Dentro desta lata descoberta em 2012 estava uma película assinada por um tal de Edward Raymond Turner. O filme mostra 3 crianças a brincarem com girassóis e aquilo que parece ser um aquário com peixes. Não é um filme longo, uma vez que conta com apenas 23 segundos! Ainda assim, o facto de ter cores e, claro está, de ter sido gravado entre 1901 e 1902, faz dele o primeiro filme a cor.

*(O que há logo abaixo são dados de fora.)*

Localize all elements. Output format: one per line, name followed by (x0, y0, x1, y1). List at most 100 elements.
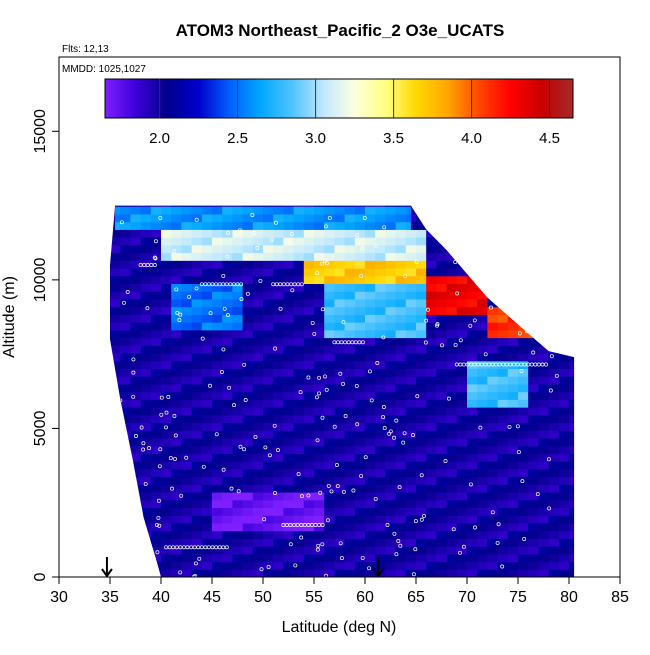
heatmap-cell (130, 492, 137, 501)
heatmap-cell (339, 414, 346, 424)
heatmap-cell (354, 492, 361, 501)
heatmap-cell (257, 399, 264, 408)
heatmap-cell (431, 492, 437, 501)
heatmap-cell (467, 244, 473, 254)
observation-marker (483, 352, 488, 357)
heatmap-cell (553, 252, 560, 261)
heatmap-cell (543, 515, 550, 524)
heatmap-cell (467, 430, 473, 439)
heatmap-cell (319, 499, 325, 509)
heatmap-cell (196, 322, 203, 331)
heatmap-cell (171, 538, 177, 547)
heatmap-cell (252, 437, 259, 447)
heatmap-cell (538, 515, 545, 524)
heatmap-cell (329, 322, 335, 331)
heatmap-cell (308, 407, 315, 416)
heatmap-cell (359, 515, 366, 524)
heatmap-cell (344, 399, 351, 408)
observation-marker (411, 433, 415, 438)
heatmap-cell (553, 468, 560, 478)
observation-marker (262, 517, 267, 522)
heatmap-cell (451, 283, 458, 292)
heatmap-cell (395, 414, 402, 424)
heatmap-cell (155, 530, 162, 539)
heatmap-cell (150, 337, 157, 346)
heatmap-cell (563, 391, 570, 400)
heatmap-cell (308, 291, 315, 300)
heatmap-cell (507, 252, 514, 261)
heatmap-cell (166, 468, 172, 478)
heatmap-cell (263, 414, 269, 424)
heatmap-cell (344, 476, 351, 485)
observation-marker (472, 362, 477, 367)
heatmap-cell (441, 468, 448, 478)
heatmap-cell (166, 337, 172, 346)
heatmap-cell (334, 206, 341, 215)
heatmap-cell (324, 430, 330, 439)
heatmap-cell (293, 445, 300, 454)
heatmap-cell (319, 468, 325, 478)
heatmap-cell (385, 453, 392, 462)
heatmap-cell (120, 206, 126, 215)
heatmap-cell (416, 399, 422, 408)
heatmap-cell (155, 484, 162, 493)
heatmap-cell (538, 407, 545, 416)
observation-marker (375, 361, 380, 365)
heatmap-cell (543, 461, 550, 470)
heatmap-cell (257, 283, 264, 292)
heatmap-cell (125, 407, 131, 416)
heatmap-cell (196, 252, 203, 261)
heatmap-cell (569, 221, 575, 230)
heatmap-cell (354, 306, 361, 315)
heatmap-cell (334, 453, 341, 462)
heatmap-cell (298, 360, 305, 370)
heatmap-cell (212, 414, 218, 424)
heatmap-cell (487, 275, 494, 285)
heatmap-cell (227, 260, 233, 269)
heatmap-cell (161, 206, 167, 215)
heatmap-cell (319, 368, 325, 377)
heatmap-cell (329, 422, 335, 431)
heatmap-cell (161, 252, 167, 261)
heatmap-cell (196, 484, 203, 493)
heatmap-cell (543, 314, 550, 323)
heatmap-cell (222, 360, 228, 370)
heatmap-cell (487, 368, 494, 377)
heatmap-cell (140, 476, 147, 485)
heatmap-cell (222, 445, 228, 454)
heatmap-cell (456, 553, 463, 563)
heatmap-cell (319, 275, 325, 285)
heatmap-cell (446, 205, 453, 207)
heatmap-cell (329, 538, 335, 547)
heatmap-cell (303, 337, 310, 346)
heatmap-cell (181, 461, 188, 470)
heatmap-cell (268, 275, 274, 285)
heatmap-cell (405, 476, 412, 485)
heatmap-cell (120, 229, 126, 238)
observation-marker (381, 335, 386, 340)
heatmap-cell (181, 476, 188, 485)
heatmap-cell (370, 522, 376, 532)
heatmap-cell (140, 206, 147, 215)
heatmap-cell (171, 515, 177, 524)
heatmap-cell (201, 260, 208, 269)
observation-marker (126, 508, 131, 513)
heatmap-cell (252, 507, 259, 516)
observation-marker (224, 282, 229, 287)
heatmap-cell (242, 522, 249, 532)
heatmap-cell (268, 391, 274, 400)
observation-marker (143, 481, 148, 486)
heatmap-cell (518, 546, 524, 555)
heatmap-cell (308, 260, 315, 269)
heatmap-cell (191, 376, 198, 385)
heatmap-cell (380, 561, 386, 570)
heatmap-cell (487, 437, 494, 447)
heatmap-cell (512, 221, 519, 230)
heatmap-cell (308, 476, 315, 485)
heatmap-cell (497, 291, 504, 300)
heatmap-cell (242, 391, 249, 400)
heatmap-cell (135, 368, 142, 377)
heatmap-cell (497, 492, 504, 501)
heatmap-cell (370, 267, 376, 277)
heatmap-cell (359, 391, 366, 400)
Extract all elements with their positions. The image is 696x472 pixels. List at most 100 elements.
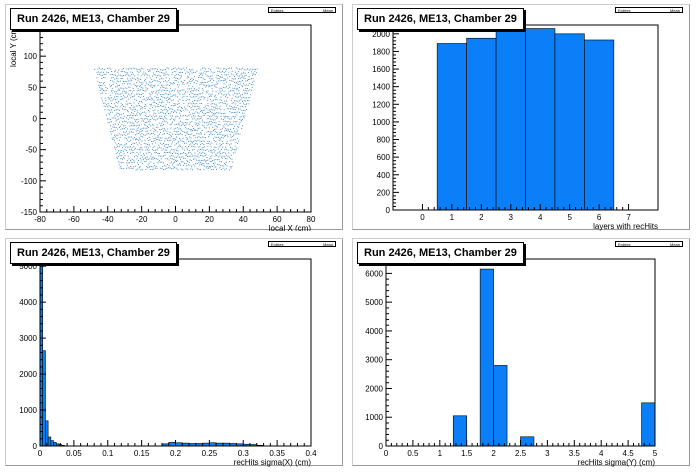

O primeiro filme a cor: todo o mistério resolvido

O método não é difícil de perceber e chegou mesmo a ser patenteado. Basicamente, o londrino fotografava frames a preto e branco através de filtros azuis, verdes e vermelhos, numa tentativa de capturar as cores reais. Ainda assim, a sua técnica (que era mais avançada do que aquela que surgiu alguns anos mais tarde) não foi desenvolvida durante muito mais tempo. Ao sofrer um ataque cardíaco em 1903, Edward Raymond Turner morreu e com ele todo o trabalho da sua curta vida.

Veja o filme, composto por apenas 23 segundos:

Antes do ano 1902, os filmes a cores que existiam não eram realmente a cores. Os fotogramas a preto e branco eram pintados para simular tonalidades. A cópia do filme de Edward Raymond Turner fazia parte da colecção do norte-americano Charles Urban, que por sua vez foi adquirida em 1937 pelo Museu de Ciências de Londres. Extraordinariamente, a película foi filmada em 38mm, um formato não compatível com as máquinas de 35mm. Por esta razão foi necessário criar de um aparelho especial para a leitura deste filme histórico.